Updated on 2022-11-18 GMT+08:00

Improving Write Performance

Scenario

Improve the HDFS write performance by modifying the HDFS attributes.

Procedure

Navigation path for setting parameters:

On FusionInsight Manager, choose Cluster > Name of the desired cluster > Services > HDFS > Configurations and select All Configurations. Enter a parameter name in the search box.

Table 1 Parameters for improving HDFS write performance

Parameter

Description

Default Value

dfs.datanode.drop.cache.behind.reads

Specifies whether to enable a DataNode to automatically clear all data in the cache after the data in the cache is transferred to the client.

If it is set to true, the cached data is discarded. The parameter needs to be configured on the DataNode.

You are advised to set it to true if data is repeatedly read only a few times, so that the cache can be used by other operations.
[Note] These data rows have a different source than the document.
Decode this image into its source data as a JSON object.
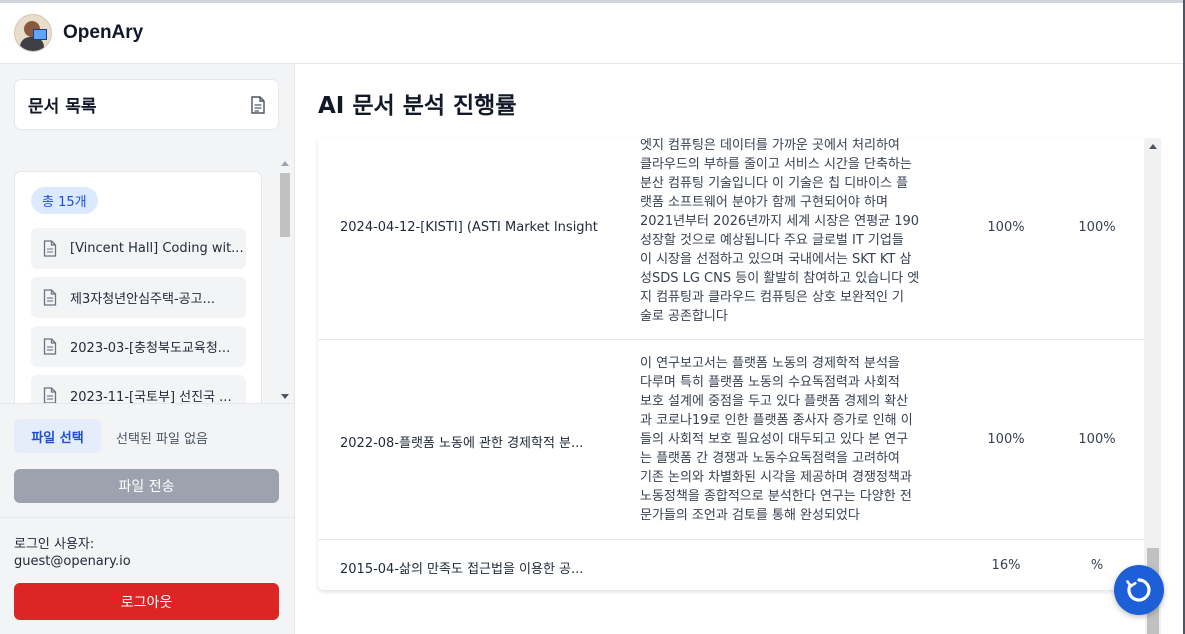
{
  "app": {
    "name": "OpenAry",
    "avatar_icon": "user-avatar"
  },
  "sidebar": {
    "header_title": "문서 목록",
    "header_icon": "document-icon",
    "count_badge": "총 15개",
    "items": [
      {
        "label": "[Vincent Hall] Coding wit..."
      },
      {
        "label": "제3자청년안심주택-공고..."
      },
      {
        "label": "2023-03-[충청북도교육청..."
      },
      {
        "label": "2023-11-[국토부] 선진국 ..."
      }
    ],
    "file_select_label": "파일 선택",
    "no_file_label": "선택된 파일 없음",
    "send_label": "파일 전송",
    "login_label": "로그인 사용자:",
    "login_email": "guest@openary.io",
    "logout_label": "로그아웃"
  },
  "main": {
    "title": "AI 문서 분석 진행률",
    "rows": [
      {
        "name": "2024-04-12-[KISTI] (ASTI Market Insight ...",
        "summary": [
          "엣지 컴퓨팅은 데이터를 가까운 곳에서 처리하여",
          "클라우드의 부하를 줄이고 서비스 시간을 단축하는",
          "분산 컴퓨팅 기술입니다 이 기술은 칩 디바이스 플",
          "랫폼 소프트웨어 분야가 함께 구현되어야 하며",
          "2021년부터 2026년까지 세계 시장은 연평균 190",
          "성장할 것으로 예상됩니다 주요 글로벌 IT 기업들",
          "이 시장을 선점하고 있으며 국내에서는 SKT KT 삼",
          "성SDS LG CNS 등이 활발히 참여하고 있습니다 엣",
          "지 컴퓨팅과 클라우드 컴퓨팅은 상호 보완적인 기",
          "술로 공존합니다"
        ],
        "progress1": "100%",
        "progress2": "100%"
      },
      {
        "name": "2022-08-플랫폼 노동에 관한 경제학적 분...",
        "summary": [
          "이 연구보고서는 플랫폼 노동의 경제학적 분석을",
          "다루며 특히 플랫폼 노동의 수요독점력과 사회적",
          "보호 설계에 중점을 두고 있다 플랫폼 경제의 확산",
          "과 코로나19로 인한 플랫폼 종사자 증가로 인해 이",
          "들의 사회적 보호 필요성이 대두되고 있다 본 연구",
          "는 플랫폼 간 경쟁과 노동수요독점력을 고려하여",
          "기존 논의와 차별화된 시각을 제공하며 경쟁정책과",
          "노동정책을 종합적으로 분석한다 연구는 다양한 전",
          "문가들의 조언과 검토를 통해 완성되었다"
        ],
        "progress1": "100%",
        "progress2": "100%"
      },
      {
        "name": "2015-04-삶의 만족도 접근법을 이용한 공...",
        "summary": [],
        "progress1": "16%",
        "progress2": "%"
      }
    ],
    "fab_icon": "refresh-icon"
  }
}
You are advised to set it to false if data is repeatedly read many times to enhance the reading speed.

false

dfs.client-write-packet-size

Specifies the size of the client write packet. When the HDFS client writes data to the DataNode, the data will be accumulated until a packet is generated. Then, the packet is transmitted over the network. This parameter specifies the size (unit: byte) of the data packet to be transmitted, which can be specified by each job.

In the 10-Gigabit network, you can increase the value of this parameter to enhance the transmission throughput.

262144